Telegraph subs alert!

This is the sort of thing that would never have happened in the old days!

When David became the 11th Earl in 1999,

Tsk, he became the 11 th Duke.

As is reported several paras up. And given that he was already a Marquis he could indeed then inherit an Earldom but we wouldn\’t actually say that he had.

Well, unless the Marquis was in the Irish peerage or something.

Which leads to a rather Hayekian point about the subbing of newspapers. Yes, sure, some of it is about spolling, grammar, flow of the story. These can indeed be done over the internet by people thousands of miles away (and thousands of £s cheaper). But there\’s also a great deal of local knowledge, even implicit knowledge if you like, necessary.

The above is trivial, certainly (and it might even be true that he inherited an Earldom along with the Dukedom, a fairly common thing to happen even if we wouldn\’t remark upon it) but there are times when it isn\’t. One I recall is the Queen meeting members of the Parliament of the Isle of Wight. That was the caption to a picture of the Isle of Man.

This isn\’t, BTW, a story about Australians doing this work for the Telegraph. It\’s still subcontracted out, yes, but the peeps are mainly in London now. It\’s more a story about how you want older people doing this work. Peeps who have two or three decades under their belt of this local sort of knowledge. But older peeps are more expensive…..trade offs, trade offs.

This post dedicated to the memory of Tom Payton.

9 thoughts on “Telegraph subs alert!”

  1. Sir ,you just are here protecting the vested interest of your chums… india has long since overtaken the entire translation industry from domination by overpriced westerneres to become final destination of choice, and All technical writing is next on the list to outsource. then we do of course newspaper subbing i know being native english speaker we do writing of Utmost quality … Local Knowledge is the final excuse of colonialist arroganceby old-age westerners whom cannot compete with our price.

    [/irony – I’ve seen much much worse].

  2. Maybe they could hire some retirees to do the work; possibly ex-pats in another time zone who would appreciate a bit of extra cash. They needn’t cost much: the best candidates would most likely already be Telegraph readers and would enjoy the work.

  3. “It’s more a story about how you want older people doing this work. Peeps who have two or three decades under their belt of this local sort of knowledge. But older peeps are more expensive…..”
    But is that actually true? There must be an almost inexhaustible supply of old school journalists, an internet connection away & now in retirement, who’d welcome a few bob coming in for subbing. Come to think of it, there’s a couple I occasionally drink with who’re known to plead poverty. I’ll ask them.
    Could it more be, the print media, like most other areas these days, has become infested with university grads. Now, I’ve nothing particular against higher education but all a degree gives a c*nt is piece of papers says he’s qualified as a c*nt. And when qualified c*nts look for people to do stuff, they do tend to stick to the same sort of people as themselves. Hence they ignore the rule most people with practical experience have engraved on the inside of their foreheads. If you want to check something, don’t use the same method as you used to arrive at the original conclusion

  4. Does anyone care if some sub outsourced to Portugal gets some old bat’s title wrong? I know it may be a symptom that we’re going to the dogs, but so we actually care? Is that a price worth paying? After all, if the market is always right, maybe it rightly decides that Irish titles (whatever, I’ve forgotten already) are just not worth paying expensive old courtiers to get right?
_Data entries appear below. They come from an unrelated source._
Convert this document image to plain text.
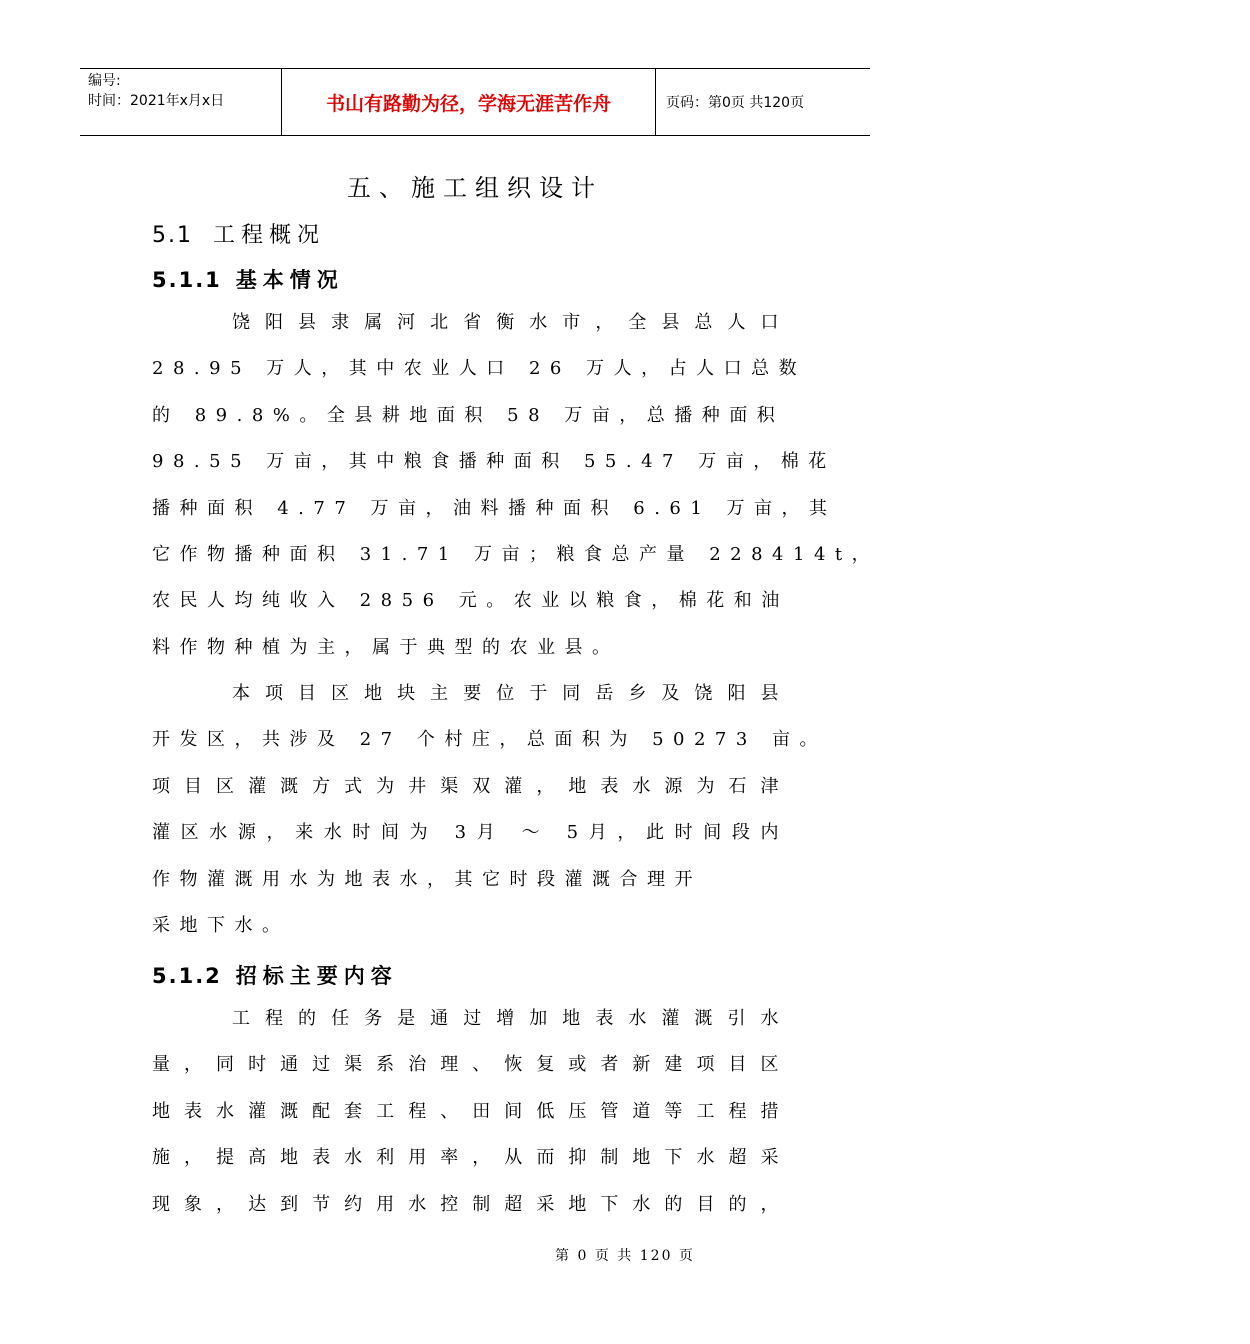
编号:
时间：2021年x月x日	书山有路勤为径，学海无涯苦作舟	页码：第0页 共120页
五、施工组织设计
5.1 工程概况
5.1.1 基本情况
饶阳县隶属河北省衡水市，全县总人口
28.95 万人，其中农业人口 26 万人，占人口总数
的 89.8%。全县耕地面积 58 万亩，总播种面积
98.55 万亩，其中粮食播种面积 55.47 万亩，棉花
播种面积 4.77 万亩，油料播种面积 6.61 万亩，其
它作物播种面积 31.71 万亩；粮食总产量 228414t，
农民人均纯收入 2856 元。农业以粮食，棉花和油
料作物种植为主，属于典型的农业县。
本项目区地块主要位于同岳乡及饶阳县
开发区，共涉及 27 个村庄，总面积为 50273 亩。
项目区灌溉方式为井渠双灌，地表水源为石津
灌区水源，来水时间为 3月 ～ 5月，此时间段内
作物灌溉用水为地表水，其它时段灌溉合理开
采地下水。
5.1.2 招标主要内容
工程的任务是通过增加地表水灌溉引水
量，同时通过渠系治理、恢复或者新建项目区
地表水灌溉配套工程、田间低压管道等工程措
施，提高地表水利用率，从而抑制地下水超采
现象，达到节约用水控制超采地下水的目的，
第 0 页 共 120 页
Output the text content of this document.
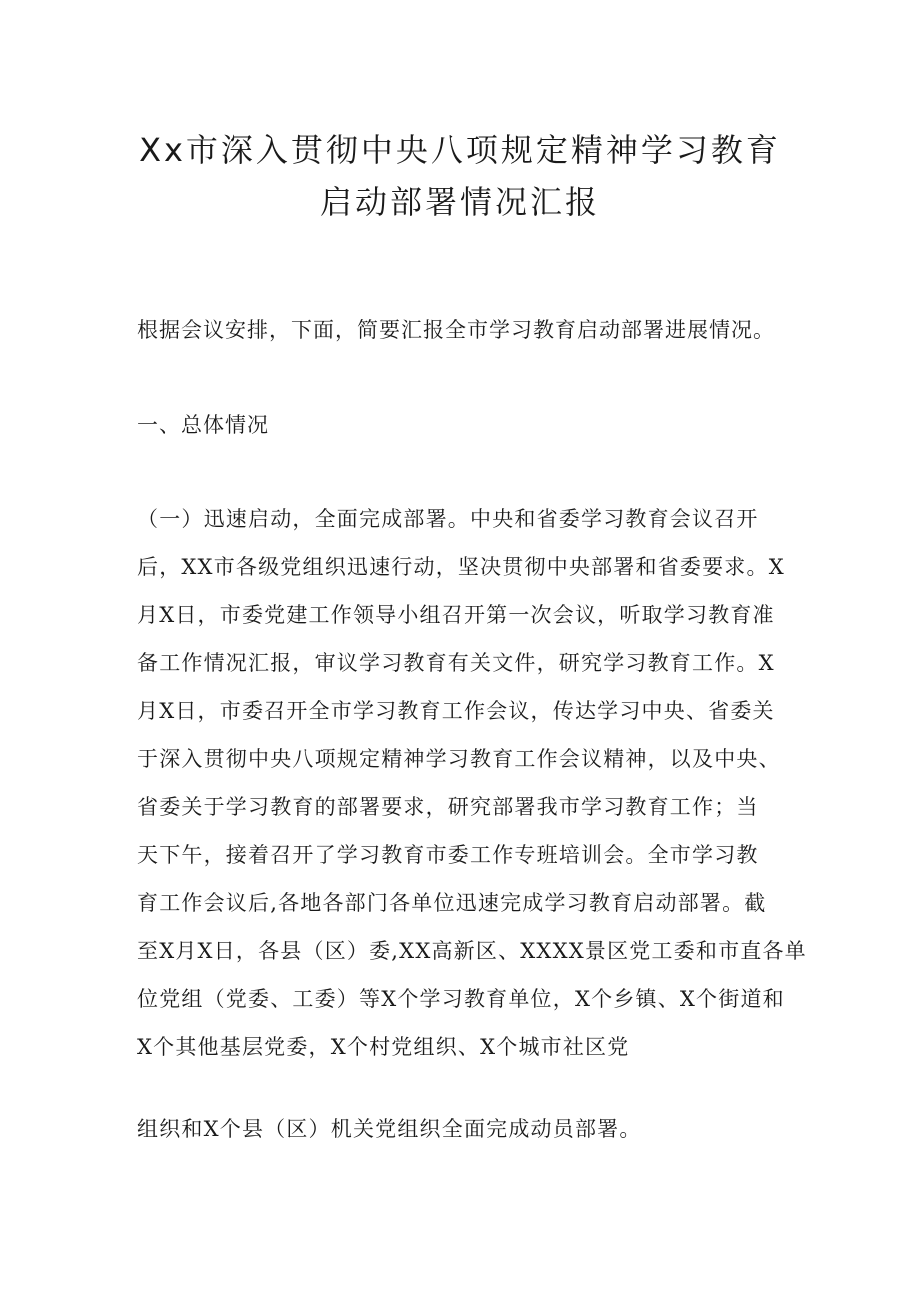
Xx市深入贯彻中央八项规定精神学习教育
启动部署情况汇报

根据会议安排，下面，简要汇报全市学习教育启动部署进展情况。

一、总体情况

（一）迅速启动，全面完成部署。中央和省委学习教育会议召开

后，XX市各级党组织迅速行动，坚决贯彻中央部署和省委要求。X

月X日，市委党建工作领导小组召开第一次会议，听取学习教育准

备工作情况汇报，审议学习教育有关文件，研究学习教育工作。X

月X日，市委召开全市学习教育工作会议，传达学习中央、省委关

于深入贯彻中央八项规定精神学习教育工作会议精神，以及中央、

省委关于学习教育的部署要求，研究部署我市学习教育工作；当

天下午，接着召开了学习教育市委工作专班培训会。全市学习教

育工作会议后,各地各部门各单位迅速完成学习教育启动部署。截

至X月X日，各县（区）委,XX高新区、XXXX景区党工委和市直各单

位党组（党委、工委）等X个学习教育单位，X个乡镇、X个街道和

X个其他基层党委，X个村党组织、X个城市社区党

组织和X个县（区）机关党组织全面完成动员部署。
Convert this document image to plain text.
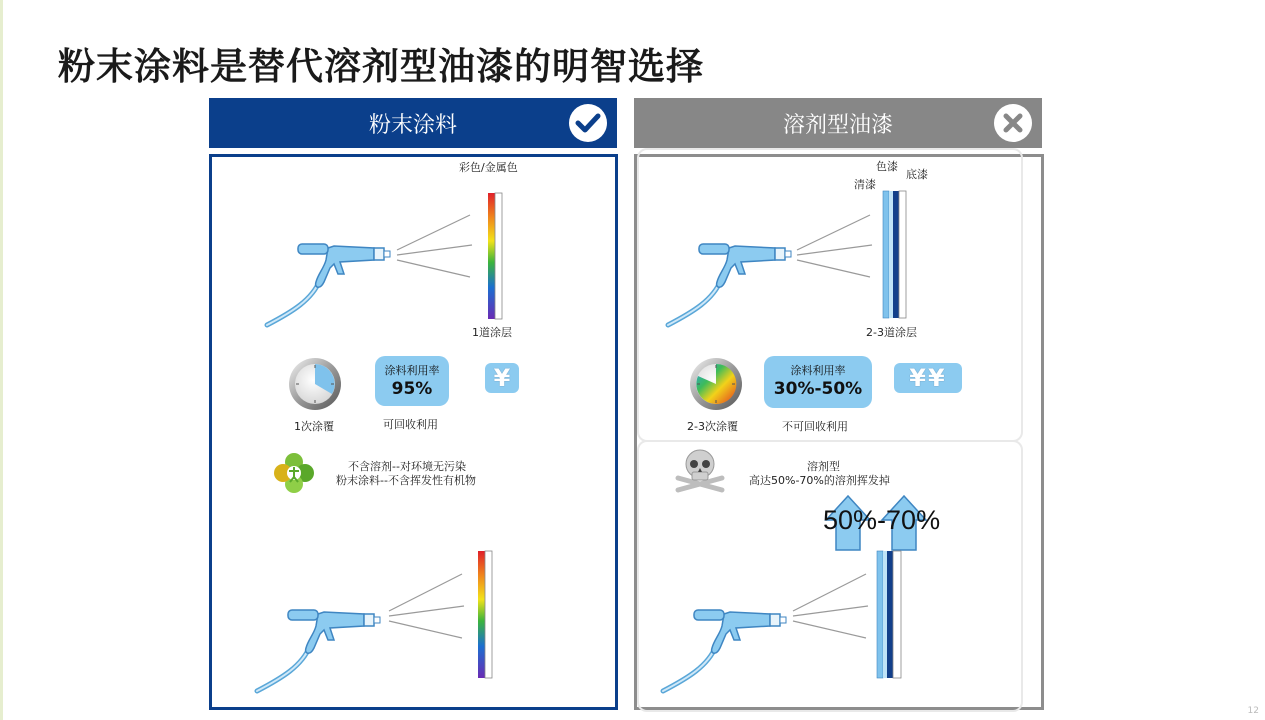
粉末涂料是替代溶剂型油漆的明智选择
粉末涂料	溶剂型油漆
彩色/金属色
1道涂层
1次涂覆
涂料利用率
95%
可回收利用
¥
不含溶剂--对环境无污染
粉末涂料--不含挥发性有机物
色漆
清漆
底漆
2-3道涂层
2-3次涂覆
涂料利用率
30%-50%
不可回收利用
¥¥
溶剂型
高达50%-70%的溶剂挥发掉
50%-70%
12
    Tim adds: This particular blog post is a little (a little, not much) deeper than it appears.

    Tom Payton as mentioned was a bloke I knew who worked as a sub on the Telegraph. I knew him from a pub in Bath. The landlord of which is the Nick Luke who commented first on the post. John Price, the bloke who commented second, was a sub on the Telegraph who worked with Tom.

    So that’s three people who care about the post. For it would be an error to assume that posts on this blog were written for the interest solely of Luke M really….

  5. I think Tim’s point, and this is an ongoing topic, sub editing- is apart from entertainment, the press is supposed to educate & inform. If you can’t trust the paper to get things right, the last two ain’t happening. Now, what his quibble is here, I haven’t the vaguest. Can’t even be bothered to look. But that’s not the issue. I’m sure if I was being paid to write articles for a rag I’d be making sure my facts were right. And if I was being paid to sub, ditto. Maybe that’s because, with what I do or mostly did these days, I felt it was my duty to my bit of the public to get it right. If I hadn’t I’d have soon lost their trust, which I regarded as the biggest asset I had.
    “Does anyone care if some sub outsourced to Portugal gets some old bat’s title wrong?”
    Yes it does. Because if you can’t get the little things right, what confidence is there you get the big things right?